Force from Shape—Estimating the Location and Magnitude of the External Force on Flexible Instruments

Abstract

Force sensing is highly desirable in minimally invasive medical applications, since this feature shows great potential for reducing tissue damage and enhancing manipulation safety. However, embedding force sensors in medical devices is challenging and costly. This article explores the possibility to use shape sensing as a measure to extract force information. In this work, a model-based approach that allows simultaneous shape and force sensing is proposed.
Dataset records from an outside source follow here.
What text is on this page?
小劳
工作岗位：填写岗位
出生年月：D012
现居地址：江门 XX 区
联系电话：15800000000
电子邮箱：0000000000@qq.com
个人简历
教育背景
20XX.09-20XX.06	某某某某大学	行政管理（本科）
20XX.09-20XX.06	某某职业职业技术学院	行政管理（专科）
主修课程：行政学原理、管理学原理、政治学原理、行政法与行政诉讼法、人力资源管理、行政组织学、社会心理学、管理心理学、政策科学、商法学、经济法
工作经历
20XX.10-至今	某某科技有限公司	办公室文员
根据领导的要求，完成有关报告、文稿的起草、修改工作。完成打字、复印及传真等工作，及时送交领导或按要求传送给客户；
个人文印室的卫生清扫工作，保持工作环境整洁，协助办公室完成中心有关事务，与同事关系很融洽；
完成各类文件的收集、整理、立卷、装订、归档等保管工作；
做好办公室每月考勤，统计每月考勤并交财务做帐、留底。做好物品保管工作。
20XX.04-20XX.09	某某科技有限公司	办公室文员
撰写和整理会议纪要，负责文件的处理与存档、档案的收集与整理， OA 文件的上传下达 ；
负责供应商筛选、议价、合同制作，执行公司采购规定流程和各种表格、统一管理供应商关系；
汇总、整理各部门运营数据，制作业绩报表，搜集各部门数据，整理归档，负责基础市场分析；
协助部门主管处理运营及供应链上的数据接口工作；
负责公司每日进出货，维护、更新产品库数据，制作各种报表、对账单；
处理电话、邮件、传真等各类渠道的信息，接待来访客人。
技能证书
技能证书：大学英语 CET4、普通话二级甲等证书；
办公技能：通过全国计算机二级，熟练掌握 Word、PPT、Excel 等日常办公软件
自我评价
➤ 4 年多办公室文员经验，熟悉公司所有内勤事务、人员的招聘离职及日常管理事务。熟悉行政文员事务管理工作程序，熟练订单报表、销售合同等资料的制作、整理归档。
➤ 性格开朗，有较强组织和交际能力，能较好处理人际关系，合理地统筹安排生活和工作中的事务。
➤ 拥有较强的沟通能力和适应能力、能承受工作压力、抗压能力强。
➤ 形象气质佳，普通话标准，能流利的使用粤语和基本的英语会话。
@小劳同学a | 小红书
Shape information is reconstructed employing a multicore fiber with fiber Bragg grating sensors spaced over the fiber length. This fiber is capable of distributed 3D shape sensing. It is shown how by making use of extended Kalman filter and a mechanics model of the flexible instrument, it becomes possible to estimate both the magnitudes and locations of externally applied forces. Experiments were carried out to validate the proposed method for both one and two external forces applied at arbitrary locations in different directions on a flexible instrument. Results show that one-directional force magnitude and location can be estimated with an average error of 23.08 mN (15.39%) and 11.06 mm (6.51%), respectively. For two-directional forces, results of the load near the base show an average error of 52.01 mN (30.59%) for the magnitude and 29.24 mm (17.20%) for the location. For the load applied simultaneously near the tip, the mean magnitude error is 16.79 mN (11.19%) and the average location error is 10.18 mm (5.99%). The force sensing algorithm can run in real time with an approximate frequency of 59 Hz. In these experiments, it can be observed that the force-sensing accuracy, which depends on the sensitivity of the shape of flexible instruments with respect to the external force, can vary drastically in function of the force application point and force direction.